Vehicle hire company Northgate plc has returned to growth after seeing reductions in demand for its offering in both its UK and Spanish markets.
The firm, headquartered in Darlington, today reports a 22% rise in underlying pre-tax profit to £60.3m from £49.5m for last year.
The preliminary results for the year ended April 30 also show a profit before tax of £51.2m after last year’s £11.4m loss, which has seen debt reduced by 5% to £346.1m.
There will be a 37% rise in dividend per share to 10p per share, last year’s price being 7.3p per share.
Northgate chairman Bob Mackenzie said: “We are pleased that as a result of the work done over recent years, the business has returned to growth in both the UK and Spain, with increases in the number of vehicles on hire over the year, partly driven by the opening of new sites in the UK to increase customer coverage.
“There is good momentum in both businesses as a result of investment and changes to the commercial and operational teams and while we remain committed to investing in future growth, we believe that the strength of our balance sheet will allow us to further enhance shareholder returns through a continuation of our progressive dividend policy.
“The group continues to trade in line with our expectations and the board remains confident that the business is well positioned to maximise further opportunities for continued growth.”
He added that Northgate was growing again after five years of decline in both the UK and Spain. Growth in UK vehicle hire was 10.4%, including almost a quarter of this from seven new sites opened in London and the South East since February 2013.
In Spain 2,600 – or 8.1% – more vehicles were taken on hire, compared with a reduction of 1,900 in 2013.
Northgate has changed its approach for the South Eastern market, where its usual pattern of a customer reception area, workshop facility and considerable parking area has proved prohibitively expensive. Instead it has leased smaller site with fewer parking spaces but excellent accessibility. These sites are currently trading ahead of initial expectations and it is anticipated that a further 22 sites will open up in the next three years.
The uplift in the Spanish market is being attributed to a focus on the commercial sector which has offset declines in traditional markets with increases in higher margin SME customers.

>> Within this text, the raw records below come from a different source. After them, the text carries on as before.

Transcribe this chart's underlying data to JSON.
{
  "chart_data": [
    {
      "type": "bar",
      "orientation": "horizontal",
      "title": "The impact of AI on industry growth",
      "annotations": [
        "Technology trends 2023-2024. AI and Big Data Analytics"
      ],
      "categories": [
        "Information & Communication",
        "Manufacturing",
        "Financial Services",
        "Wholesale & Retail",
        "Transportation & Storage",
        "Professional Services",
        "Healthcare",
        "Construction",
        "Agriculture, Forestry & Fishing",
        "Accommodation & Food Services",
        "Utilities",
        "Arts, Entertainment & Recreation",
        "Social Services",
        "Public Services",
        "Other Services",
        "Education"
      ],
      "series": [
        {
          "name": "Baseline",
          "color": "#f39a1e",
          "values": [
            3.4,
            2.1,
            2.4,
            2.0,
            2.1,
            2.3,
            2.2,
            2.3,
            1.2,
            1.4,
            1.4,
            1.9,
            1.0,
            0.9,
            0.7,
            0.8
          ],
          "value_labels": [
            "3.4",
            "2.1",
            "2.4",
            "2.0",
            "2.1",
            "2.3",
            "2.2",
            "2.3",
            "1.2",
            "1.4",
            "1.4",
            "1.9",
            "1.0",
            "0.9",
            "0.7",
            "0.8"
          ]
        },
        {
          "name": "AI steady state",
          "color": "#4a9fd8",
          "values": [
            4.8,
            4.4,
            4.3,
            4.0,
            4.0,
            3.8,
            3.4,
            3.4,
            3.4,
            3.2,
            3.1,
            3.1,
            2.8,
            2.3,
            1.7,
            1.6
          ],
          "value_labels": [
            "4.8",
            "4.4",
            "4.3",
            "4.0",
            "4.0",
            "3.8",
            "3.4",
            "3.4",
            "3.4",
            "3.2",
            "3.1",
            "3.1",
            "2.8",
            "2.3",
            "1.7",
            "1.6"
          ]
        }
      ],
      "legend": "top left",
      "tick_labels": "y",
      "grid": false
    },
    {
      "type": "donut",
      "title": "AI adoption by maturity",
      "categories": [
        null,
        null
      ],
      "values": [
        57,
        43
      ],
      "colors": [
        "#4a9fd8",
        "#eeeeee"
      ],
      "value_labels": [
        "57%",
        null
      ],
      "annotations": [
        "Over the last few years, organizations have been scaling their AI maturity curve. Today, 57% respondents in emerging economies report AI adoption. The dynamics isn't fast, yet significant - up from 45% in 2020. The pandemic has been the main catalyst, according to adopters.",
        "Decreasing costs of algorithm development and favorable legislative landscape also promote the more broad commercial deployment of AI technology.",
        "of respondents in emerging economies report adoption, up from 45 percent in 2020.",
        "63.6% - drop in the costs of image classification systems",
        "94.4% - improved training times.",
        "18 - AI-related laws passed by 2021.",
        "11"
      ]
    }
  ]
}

Mackenzie added: “We will continue to focus on improved returns. This will be targeted in a number of ways, including increasing prices to our existing customer base and through a continued focus on growth with SME customers. This will build upon the 20% increase in customer numbers experienced in the year.”
He pointed out that although Northgate was strong in comparison to its nearest competitors, it was not dominant in terms of its share of the market but this provided good opportunities for growth in its core product offering of flexible vehicle hire.